Thursday, September 6, 2012


Randy Kahle has recently written a blog entry which artfully expresses the thinking behind the yearnings for a new ROC (Resource Oriented Computing) language. I suspect that most ROC users would be happy just to see a better syntax for module creation but, as Randy points out, a ROC language should provide a better way to conceptualize the information flow through the system.

I've thought for some time now that what's missing in NetKernel is an abstraction of the higher level patterns of information flow through spaces; an implementation of EIPs (Enterprise Integration Patterns) for ROC. EIPs in ROC could be made manifest in a couple of ways, the simplest being to express the pattern as a particular composition of existing space elements. This approach, however, strikes me as analogous to expressing a pattern in an assembly language without macros: too detailed and hard to repeat correctly. A more powerful solution would be to express some of the simpler EIPs in ROC by encoding them directly as new types of overlays.
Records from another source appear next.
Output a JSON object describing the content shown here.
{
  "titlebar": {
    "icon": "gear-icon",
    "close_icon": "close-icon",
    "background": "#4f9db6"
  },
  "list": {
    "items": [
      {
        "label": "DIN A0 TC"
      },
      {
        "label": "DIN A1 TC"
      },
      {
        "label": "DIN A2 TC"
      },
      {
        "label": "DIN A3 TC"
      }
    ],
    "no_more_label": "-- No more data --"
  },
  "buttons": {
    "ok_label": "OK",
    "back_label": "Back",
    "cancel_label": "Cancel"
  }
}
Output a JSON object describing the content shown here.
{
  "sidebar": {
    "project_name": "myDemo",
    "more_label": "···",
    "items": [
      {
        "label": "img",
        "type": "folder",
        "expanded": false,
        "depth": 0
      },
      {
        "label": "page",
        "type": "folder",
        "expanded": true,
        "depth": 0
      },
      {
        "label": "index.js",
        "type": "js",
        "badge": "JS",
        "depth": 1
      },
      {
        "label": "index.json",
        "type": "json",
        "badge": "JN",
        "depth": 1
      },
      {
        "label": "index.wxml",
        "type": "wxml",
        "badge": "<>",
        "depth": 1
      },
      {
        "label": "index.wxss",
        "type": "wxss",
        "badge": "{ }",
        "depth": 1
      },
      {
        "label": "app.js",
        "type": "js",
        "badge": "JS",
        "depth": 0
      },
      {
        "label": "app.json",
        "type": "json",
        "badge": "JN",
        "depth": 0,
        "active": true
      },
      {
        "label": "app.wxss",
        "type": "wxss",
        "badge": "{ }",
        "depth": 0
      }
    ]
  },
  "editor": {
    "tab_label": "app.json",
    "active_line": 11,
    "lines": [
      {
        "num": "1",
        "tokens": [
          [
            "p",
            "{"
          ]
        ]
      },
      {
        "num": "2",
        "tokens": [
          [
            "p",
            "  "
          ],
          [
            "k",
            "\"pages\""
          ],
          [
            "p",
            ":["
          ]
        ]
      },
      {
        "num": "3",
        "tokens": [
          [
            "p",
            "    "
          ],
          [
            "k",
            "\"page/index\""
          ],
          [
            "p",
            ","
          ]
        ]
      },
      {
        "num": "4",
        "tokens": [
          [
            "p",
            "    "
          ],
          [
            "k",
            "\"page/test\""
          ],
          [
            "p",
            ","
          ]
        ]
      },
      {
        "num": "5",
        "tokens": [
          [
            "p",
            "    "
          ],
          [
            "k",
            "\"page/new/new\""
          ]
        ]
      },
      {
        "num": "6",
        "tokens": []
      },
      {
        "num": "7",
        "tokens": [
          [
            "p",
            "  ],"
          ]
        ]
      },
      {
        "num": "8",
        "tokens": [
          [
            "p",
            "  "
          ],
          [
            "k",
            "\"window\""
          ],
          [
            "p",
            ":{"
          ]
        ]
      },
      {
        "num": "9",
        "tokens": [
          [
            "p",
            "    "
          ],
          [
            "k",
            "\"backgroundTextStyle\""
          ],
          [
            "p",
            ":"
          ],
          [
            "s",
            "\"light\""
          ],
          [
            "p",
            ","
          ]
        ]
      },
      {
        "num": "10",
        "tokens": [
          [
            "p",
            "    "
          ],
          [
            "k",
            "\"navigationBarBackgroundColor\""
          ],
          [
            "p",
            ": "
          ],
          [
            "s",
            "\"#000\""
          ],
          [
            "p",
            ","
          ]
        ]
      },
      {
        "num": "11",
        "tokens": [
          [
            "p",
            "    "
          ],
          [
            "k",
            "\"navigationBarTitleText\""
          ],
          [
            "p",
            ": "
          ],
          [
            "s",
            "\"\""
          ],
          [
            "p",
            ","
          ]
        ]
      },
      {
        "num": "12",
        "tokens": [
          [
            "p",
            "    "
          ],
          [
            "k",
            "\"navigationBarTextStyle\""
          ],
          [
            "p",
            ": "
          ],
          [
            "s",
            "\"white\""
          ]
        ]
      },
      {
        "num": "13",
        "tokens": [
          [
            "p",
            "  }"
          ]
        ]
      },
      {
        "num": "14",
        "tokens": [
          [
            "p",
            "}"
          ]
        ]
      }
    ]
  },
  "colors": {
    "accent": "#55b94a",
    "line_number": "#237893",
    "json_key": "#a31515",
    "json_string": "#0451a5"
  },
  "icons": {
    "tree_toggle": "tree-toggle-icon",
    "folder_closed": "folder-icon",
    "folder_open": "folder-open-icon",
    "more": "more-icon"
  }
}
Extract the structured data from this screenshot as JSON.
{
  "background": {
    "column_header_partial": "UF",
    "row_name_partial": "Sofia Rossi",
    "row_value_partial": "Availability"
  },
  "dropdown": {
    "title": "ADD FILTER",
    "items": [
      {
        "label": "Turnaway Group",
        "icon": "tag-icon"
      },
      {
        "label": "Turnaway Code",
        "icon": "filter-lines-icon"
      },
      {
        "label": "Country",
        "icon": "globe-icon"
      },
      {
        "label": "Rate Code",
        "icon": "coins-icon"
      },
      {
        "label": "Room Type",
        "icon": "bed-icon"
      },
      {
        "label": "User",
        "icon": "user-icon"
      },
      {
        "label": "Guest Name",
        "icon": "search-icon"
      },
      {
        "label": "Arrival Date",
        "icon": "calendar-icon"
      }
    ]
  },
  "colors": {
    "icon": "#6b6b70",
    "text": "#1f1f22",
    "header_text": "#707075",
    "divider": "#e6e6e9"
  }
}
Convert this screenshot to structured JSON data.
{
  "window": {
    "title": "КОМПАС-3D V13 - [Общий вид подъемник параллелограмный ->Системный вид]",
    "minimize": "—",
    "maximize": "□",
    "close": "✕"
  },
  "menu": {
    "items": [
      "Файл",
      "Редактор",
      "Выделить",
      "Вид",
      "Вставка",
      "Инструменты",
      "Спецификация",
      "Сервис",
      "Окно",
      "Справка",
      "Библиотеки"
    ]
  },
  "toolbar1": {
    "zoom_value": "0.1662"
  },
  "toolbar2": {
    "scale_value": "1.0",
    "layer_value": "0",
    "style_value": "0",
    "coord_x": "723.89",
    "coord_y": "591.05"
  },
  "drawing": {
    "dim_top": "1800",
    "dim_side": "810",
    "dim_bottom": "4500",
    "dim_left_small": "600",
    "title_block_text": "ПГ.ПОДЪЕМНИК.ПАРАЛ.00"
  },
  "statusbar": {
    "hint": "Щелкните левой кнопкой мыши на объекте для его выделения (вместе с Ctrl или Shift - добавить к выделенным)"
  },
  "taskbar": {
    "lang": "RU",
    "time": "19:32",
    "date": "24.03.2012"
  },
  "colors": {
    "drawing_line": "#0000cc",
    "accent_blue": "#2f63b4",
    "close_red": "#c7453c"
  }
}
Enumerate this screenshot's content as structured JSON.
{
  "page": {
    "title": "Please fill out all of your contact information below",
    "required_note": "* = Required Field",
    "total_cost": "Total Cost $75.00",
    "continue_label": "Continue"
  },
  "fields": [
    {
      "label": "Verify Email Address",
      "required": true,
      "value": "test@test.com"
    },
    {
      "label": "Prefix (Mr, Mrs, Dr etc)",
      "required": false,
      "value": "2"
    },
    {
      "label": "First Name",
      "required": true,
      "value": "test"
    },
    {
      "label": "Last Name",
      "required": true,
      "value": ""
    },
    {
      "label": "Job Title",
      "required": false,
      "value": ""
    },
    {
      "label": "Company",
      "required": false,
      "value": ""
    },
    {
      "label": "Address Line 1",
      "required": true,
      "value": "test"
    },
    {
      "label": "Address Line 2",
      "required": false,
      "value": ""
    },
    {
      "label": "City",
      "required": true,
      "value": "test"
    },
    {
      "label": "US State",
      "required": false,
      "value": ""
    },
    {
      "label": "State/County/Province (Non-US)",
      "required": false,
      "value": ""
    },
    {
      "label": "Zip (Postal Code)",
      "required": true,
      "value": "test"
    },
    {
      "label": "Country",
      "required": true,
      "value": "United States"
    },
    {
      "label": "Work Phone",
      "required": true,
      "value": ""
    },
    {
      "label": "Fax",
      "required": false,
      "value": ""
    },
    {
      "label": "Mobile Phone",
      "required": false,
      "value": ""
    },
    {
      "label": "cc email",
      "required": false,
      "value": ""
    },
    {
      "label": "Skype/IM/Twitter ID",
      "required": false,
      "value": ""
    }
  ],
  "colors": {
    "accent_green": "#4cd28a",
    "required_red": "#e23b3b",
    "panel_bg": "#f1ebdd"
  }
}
The most recent overlays, such as the Pluggable overlay and the Branch-Merge overlay, seem to be attempts to encapsulate such patterns of usage. Sadly, these fall far short of the simplicity and beauty that they could have if they were not mired in the grammar-less verbosity of XML. (1)

Please note that, by saying "patterns" (inherent in EIP above) I mean something more abstract and more encompassing than the existing recipes for the connection and interaction of spaces, which are labeled as "Module / Space Patterns" in the NetKernel documentation. While these recipes are a step in the right direction, their level of granularity seems too small to express anything but the simplest EIP. In addition, their descriptions focus on the mechanics of space interconnection and it's very hard to elicit how they can be composed into EIPs.

A new ROC language built around Enterprise Integration Patterns would allow ROC programmers to concentrate on solving their application problems by focusing on the high-level, logical flow of information through the system. Such a language would include, at a minimum, the ability to compose, connect, and visualize some base set of EIPs.  An additional ability to implement arbitrary EIPs would be extremely powerful but might require that the existing facilities to build modules and factories be enhanced, simplified, and canonized into a clean API (re: this forum discussion fragment). If the new ROC language were to eschew XML and to rely on a simple syntax, I feel this would be a huge win. Finally, I believe that a new language built around EIPs would greatly contribute to the usability and adoption of NetKernel and ROC.

1. It's interesting to speculate on the reasons why there are not more higher-level patterns and why they are not easy to spot in NetKernel's standard module. I think the principle of Linguistic Relativity is at work here; the idea that the structure of a language affects the ways in which its users conceptualize their world.